GOOD LUCK. Resolutions are very exciting now—new year, new YOU!—but, as it goes, most are forgotten as soon as the clock hits midnight. Here is a comprehensive list of how to successfully keep your New Year's resolutions:

1. Don't make any.

Which isn't to say that making resolutions—or any grand plans in life—is bad. You should make expectations for yourself. You should want to improve yourself and your life, etc., so on and so forth.

But ultimately, the easiest way to fail is to have something to fail at. But hey, that's OK!

Why is failing at New Year's resolutions such a big deal? Maybe it's time we all take a different approach to New Year's resolutions. Here is our guide to how we will (try to, really try to) keep our New Year's resolutions:

1. Lower Your Expectations: It's not going to be a new year, new you. Stop putting that kind of pressure on yourself. It's going to be a new year and the same you, but hopefully a little better. You're not going to instantly overhaul your life because the calendar changed. But you can put some changes into effect.

2. Don't Try to Go Cold Turkey: Change takes time. Saying "I'm going to stop doing [so and so]" is the easiest way to fail. Try "I want to do [so and so] less" or "I want to do [so and so] more."

If you say, "I want to stop swearing in 2014" and then wake up tomorrow and say, "Oh f--k, I'm hungover," you failed. If you say, I want to swear less in 2014, you make it a conscious decision to swear less on a day-to-day basis. So that by 2015, you're saying, "Oh biscuits, I'm hungover!"

3. Do Things You Actually Want to Do: Everyone wants to be a little more toned, a little richer, a little less messy, a little less drunk. But don't change things about yourself because you think you should. Don't give up carbs completely because you think maybe you should lose a pound or two. Carbs are awesome!

And life is way too short to deprive yourself of that chocolate cake, every time, all of the time, because you could be a size 5 instead of a 6. Who cares?! #YOLO (that's the last time we'll say YOLO, hopefully. New year, no YOLO!).

Complacency does not a resolution keep. And that's OK. Be happy with yourself. Be OK with yourself. Or don't! On the flip side, if you're not happy with yourself, make those changes. But you're going to be much more motivated to keep your resolutions if you truly, deeply want to.

(Disregard this point if your health is dependent on making changes you don't want to. Sorry 'bout it!)

4. Do Things For You: This one going hand-in-hand with point #3. A lot of time, resolutions are, "I want to stop doing this" or "I want to do that less." Make fun resolutions for yourself: I want to save up and go to Paris this year.
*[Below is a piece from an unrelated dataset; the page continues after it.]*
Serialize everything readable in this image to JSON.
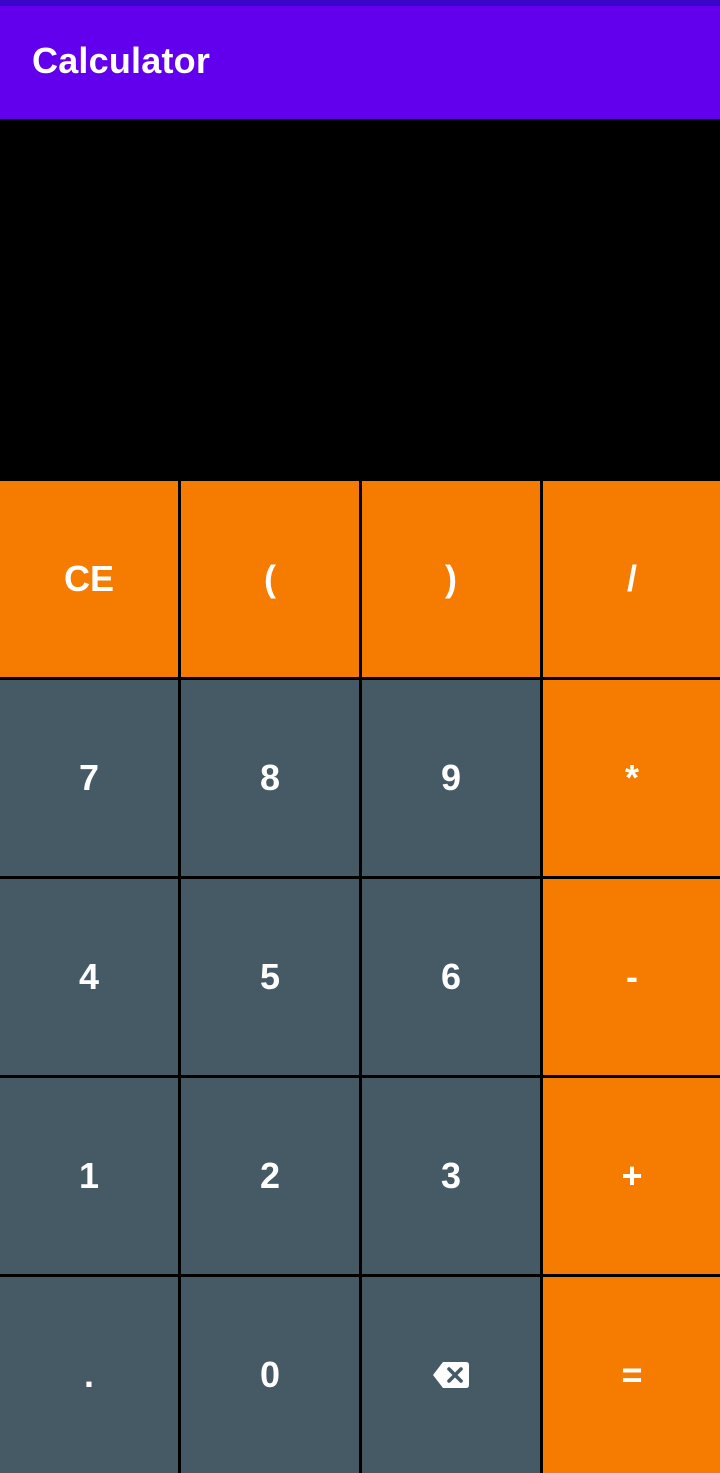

Then, keeping your resolution is the reward!

5. Let Yourself Fail: Because failing is OK. So you said you'd go to the gym four days a week this year and you skipped a week. Don't scrap the resolution because you failed once. Go again next week. Nobody needs to be keeping track of your resolutions and nobody definitely should make you feel guilty if you fall short from time to time. Just try again!

6. Make New Resolutions: If your resolutions aren't working, change them. It's insane to think something you decided in December might still apply in July or September or December of the next year. It might night even apply in February! It doesn't have to be December 30 to make a resolution or two. Adapt them, change them, scrap them and come up with new ones. It's your life.

7. Do This: Make your resolution "To be happier in 2014." We like that one.